The operation that started on Monday morning off the Italian coast came to a successful conclusion early on Tuesday.
Relieved salvage workers got a heroes' welcome from residents on the island of Giglio who've lived with the wreck for 20 months.
After 19 tense hours bringing the wreck upright and off the rocky ledge where it had lain, the salvage teams were celebrating.
(SOUNDBITE) (English) SALVAGE MASTER NICHOLAS SLOANE, SAYING:
"We had a plan that we thought would come together and it did. We needed a bit of luck with the weather, we had some bad weather before we started and we got some bad weather coming tomorrow but in-between you plan, you prepare and you get lucky."

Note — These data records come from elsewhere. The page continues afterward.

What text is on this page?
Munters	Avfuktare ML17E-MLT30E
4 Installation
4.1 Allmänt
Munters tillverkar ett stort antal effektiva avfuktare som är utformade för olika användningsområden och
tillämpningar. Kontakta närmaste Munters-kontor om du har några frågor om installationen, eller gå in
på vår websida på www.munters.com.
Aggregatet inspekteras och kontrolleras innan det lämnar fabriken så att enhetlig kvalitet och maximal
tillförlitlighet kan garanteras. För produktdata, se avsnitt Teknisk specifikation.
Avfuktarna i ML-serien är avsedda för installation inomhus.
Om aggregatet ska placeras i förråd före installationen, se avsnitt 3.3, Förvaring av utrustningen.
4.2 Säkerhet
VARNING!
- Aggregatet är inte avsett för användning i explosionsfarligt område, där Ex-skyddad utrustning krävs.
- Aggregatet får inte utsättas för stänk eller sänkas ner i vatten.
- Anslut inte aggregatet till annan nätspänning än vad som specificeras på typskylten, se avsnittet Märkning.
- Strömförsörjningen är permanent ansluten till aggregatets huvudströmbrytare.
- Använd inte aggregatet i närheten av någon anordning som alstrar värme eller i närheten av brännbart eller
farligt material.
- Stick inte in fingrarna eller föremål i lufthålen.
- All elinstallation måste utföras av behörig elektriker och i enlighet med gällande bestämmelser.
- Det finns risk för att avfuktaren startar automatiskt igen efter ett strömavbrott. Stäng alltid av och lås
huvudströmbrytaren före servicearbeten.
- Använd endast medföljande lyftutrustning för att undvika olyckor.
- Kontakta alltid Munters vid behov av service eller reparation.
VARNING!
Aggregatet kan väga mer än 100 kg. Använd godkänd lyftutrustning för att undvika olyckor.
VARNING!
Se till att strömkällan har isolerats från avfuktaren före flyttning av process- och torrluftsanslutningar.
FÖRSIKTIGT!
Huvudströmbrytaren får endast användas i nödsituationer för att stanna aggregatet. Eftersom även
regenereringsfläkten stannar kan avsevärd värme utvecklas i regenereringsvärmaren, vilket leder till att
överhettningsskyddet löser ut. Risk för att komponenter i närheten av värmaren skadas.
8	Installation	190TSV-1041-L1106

This is how one of the costliest and most complicated maritime salvage operations in history came about.
A series of huge jacks pulling on cables attached to the hull slowly haul the wreck upright.
Giant tanks fitted to the other side are filled with water as the wreck moves.
Their weight helps finish the righting of the Costa Concordia for the next phase of the operation.
Despite the cost of more than $800 million so far it'll be a while before the islanders of Giglio can wave good-bye to the eyesore on their doorstep.
The wreck will stay in place for several more months until it's stabilised and refloated.
Finally it'll be towed away for scrap.